Three approaches are compared: (1) using embeddings with classic ML classifiers, (2) fine-tuning transformer-based models, and (3) applying retrieval-augmented few-shot prompting with LLMs.
A labeled dataset from a medical domain is used as the basis for evaluation, focusing on accuracy, efficiency, and practical applicability. The results of this benchmark provide insights into the strengths and limitations of different methods and highlight how combining automation with human expertise can make systematic reviews faster, more reliable, and less resource-intensive.
Research Questions
- RQ1: What is the current approach in existing literature for using ML for TIAB?
- RQ2: Can an embedding with a classic ML classifier pipeline alone achieve reliable include/exclude decisions in systematic reviews?
- RQ3: Does end-to-end fine-tuning of a transformer meaningfully improve screening accuracy over non-tuned baselines?
- RQ4: Can retrieval-augmented few-shot prompting with an LLM consistently deliver high-quality screening without any model fine-tuning?
- RQ5: Benchmark of the 3 proposed methods among themselves + the baseline.
References
- Akinseloyin, O., Jiang, X. and Palade, V. (2024) ‘A question-answering framework for automated abstract screening using large language models’, Journal of the American Medical Informatics Association, 31(9), pp. 1939–1952. doi:10.1093/jamia/ocae166.
- Gu, Y. et al. (2021) ‘Domain-specific language model pretraining for biomedical natural language processing’, ACM Transactions on Computing for Healthcare, 3(1), pp. 1–23. doi:10.1145/3458754.
- Serrato-Fonseca, J.I. (no date) ‘ACAS: A comprehensive framework for automatic abstract screening in systematic literature reviews’, Les Cahiers du GERAD [Preprint], (September 2024).
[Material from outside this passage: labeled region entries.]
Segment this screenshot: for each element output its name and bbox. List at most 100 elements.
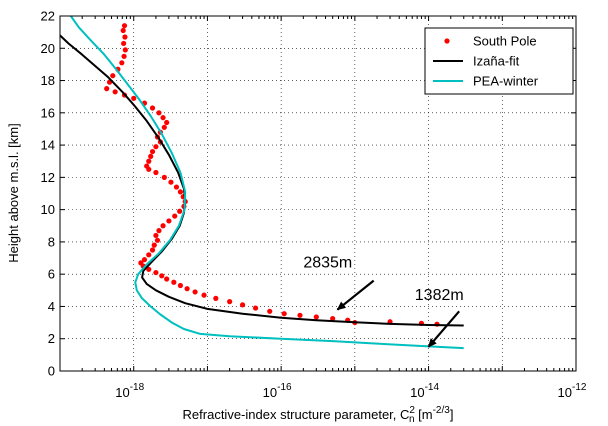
data-point bbox=[153, 169, 159, 176]
series-line bbox=[69, 15, 464, 350]
data-point bbox=[201, 292, 207, 298]
annotation-label: 1382m bbox=[415, 287, 464, 304]
y-tick-label: 12 bbox=[41, 170, 55, 185]
y-tick-label: 18 bbox=[41, 73, 55, 88]
x-tick-exponent: -14 bbox=[425, 382, 440, 393]
data-point bbox=[156, 228, 162, 234]
data-point bbox=[172, 213, 178, 219]
data-point bbox=[239, 302, 246, 308]
y-tick-label: 4 bbox=[48, 299, 55, 314]
data-point bbox=[161, 174, 167, 180]
data-point bbox=[160, 115, 166, 121]
data-point bbox=[146, 252, 152, 258]
data-point bbox=[161, 124, 167, 130]
x-tick-label: 10-16 bbox=[263, 382, 292, 400]
x-axis-label-unit-close: ] bbox=[450, 407, 454, 422]
data-point bbox=[122, 47, 128, 53]
x-axis-label: Refractive-index structure parameter, C2… bbox=[183, 405, 454, 425]
y-axis-label: Height above m.s.l. [km] bbox=[6, 123, 21, 262]
data-point bbox=[131, 95, 137, 101]
data-point bbox=[267, 308, 273, 314]
data-point bbox=[168, 179, 174, 185]
legend: South Pole Izaña-fit PEA-winter bbox=[424, 27, 574, 95]
data-point bbox=[121, 53, 127, 59]
x-axis-label-unit: [m bbox=[415, 407, 433, 422]
x-tick-exponent: -12 bbox=[572, 382, 587, 393]
data-point bbox=[177, 282, 184, 289]
y-tick-label: 8 bbox=[48, 234, 55, 249]
legend-entry: PEA-winter bbox=[473, 74, 539, 89]
legend-marker bbox=[444, 38, 450, 44]
data-point bbox=[112, 89, 118, 95]
data-point bbox=[173, 184, 180, 190]
x-tick-exponent: -16 bbox=[277, 382, 292, 393]
data-point bbox=[171, 279, 177, 285]
x-axis-label-sup: 2 bbox=[409, 405, 415, 416]
data-point bbox=[164, 276, 170, 282]
data-point bbox=[146, 158, 152, 164]
x-tick-label: 10-14 bbox=[410, 382, 439, 400]
y-tick-label: 10 bbox=[41, 202, 55, 217]
data-point bbox=[149, 105, 156, 111]
data-point bbox=[166, 218, 172, 224]
data-point bbox=[192, 289, 198, 295]
annotation-arrow bbox=[336, 279, 375, 311]
data-point bbox=[156, 110, 162, 116]
data-point bbox=[119, 60, 125, 66]
data-point bbox=[146, 266, 152, 272]
series-pea-winter bbox=[69, 15, 464, 350]
x-axis-label-unit-exp: -2/3 bbox=[433, 405, 451, 416]
x-tick-base: 10 bbox=[558, 385, 572, 400]
data-point bbox=[122, 34, 128, 40]
x-axis-label-text: Refractive-index structure parameter, C bbox=[183, 407, 410, 422]
data-point bbox=[313, 314, 319, 320]
data-point bbox=[153, 232, 159, 239]
data-point bbox=[151, 242, 157, 248]
data-point bbox=[153, 144, 159, 150]
y-tick-label: 14 bbox=[41, 138, 55, 153]
data-point bbox=[213, 295, 219, 301]
x-axis-label-sub: n bbox=[409, 414, 415, 425]
data-point bbox=[149, 247, 156, 253]
y-tick-label: 16 bbox=[41, 105, 55, 120]
data-point bbox=[148, 153, 154, 159]
legend-entry: South Pole bbox=[473, 34, 537, 49]
x-tick-exponent: -18 bbox=[130, 382, 145, 393]
data-point bbox=[110, 73, 116, 79]
data-point bbox=[154, 237, 161, 243]
y-tick-label: 20 bbox=[41, 41, 55, 56]
data-point bbox=[177, 208, 183, 214]
data-point bbox=[104, 86, 110, 92]
data-point bbox=[149, 148, 156, 155]
y-tick-label: 22 bbox=[41, 9, 55, 24]
data-point bbox=[160, 223, 166, 229]
plot-frame bbox=[59, 15, 577, 372]
data-point bbox=[227, 299, 233, 305]
data-point bbox=[121, 23, 128, 29]
plot-series bbox=[59, 15, 464, 350]
annotation-label: 2835m bbox=[303, 255, 352, 272]
data-point bbox=[121, 40, 127, 47]
data-point bbox=[330, 315, 336, 322]
data-point bbox=[146, 166, 152, 172]
data-point bbox=[177, 189, 184, 195]
y-tick-label: 2 bbox=[48, 331, 55, 346]
annotation-arrow bbox=[427, 310, 460, 348]
x-tick-label: 10-18 bbox=[115, 382, 144, 400]
x-tick-base: 10 bbox=[115, 385, 129, 400]
data-point bbox=[141, 257, 148, 263]
data-point bbox=[120, 27, 126, 34]
legend-entry: Izaña-fit bbox=[473, 54, 520, 69]
data-point bbox=[159, 273, 165, 279]
y-tick-label: 0 bbox=[48, 364, 55, 379]
annotations: 2835m 1382m bbox=[303, 255, 464, 348]
data-point bbox=[153, 269, 159, 276]
data-point bbox=[184, 286, 190, 292]
x-tick-base: 10 bbox=[410, 385, 424, 400]
data-point bbox=[252, 305, 259, 311]
y-tick-label: 6 bbox=[48, 267, 55, 282]
x-tick-base: 10 bbox=[263, 385, 277, 400]
data-point bbox=[164, 119, 170, 126]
- Hasny, M. et al. (2023) ‘Bert for complex systematic review screening to support the future of medical research’, Lecture Notes in Computer Science, pp. 173–182. doi:10.1007/978-3-031-34344-5_21.
- Kebede, M.M., Le Cornet, C. and Fortner, R.T. (2022) ‘In‐depth evaluation of Machine Learning Methods for Semi‐automating article screening in a systematic review of mechanistic literature’, Research Synthesis Methods, 14(2), pp. 156–172. doi:10.1002/jrsm.1589.
- Lange, T. et al. (2021) ‘Machine learning for identifying relevant publications in updates of systematic reviews of Diagnostic Test Studies’, Research Synthesis Methods, 12(4), pp. 506–515. doi:10.1002/jrsm.1486.
- Nykvist, B. et al. (2025) ‘Testing the utility of GPT for title and abstract screening in environmental systematic evidence synthesis’, Environmental Evidence, 14(1). doi:10.1186/s13750-025-00360-x.
- Sanghera, R. High-performance automated abstract screening with large language model ensembles.
- Pilz, M. et al. (2024) ‘Semi-automated title-abstract screening using Natural Language Processing and machine learning’, Systematic Reviews, 13(1). doi:10.1186/s13643-024-02688-w.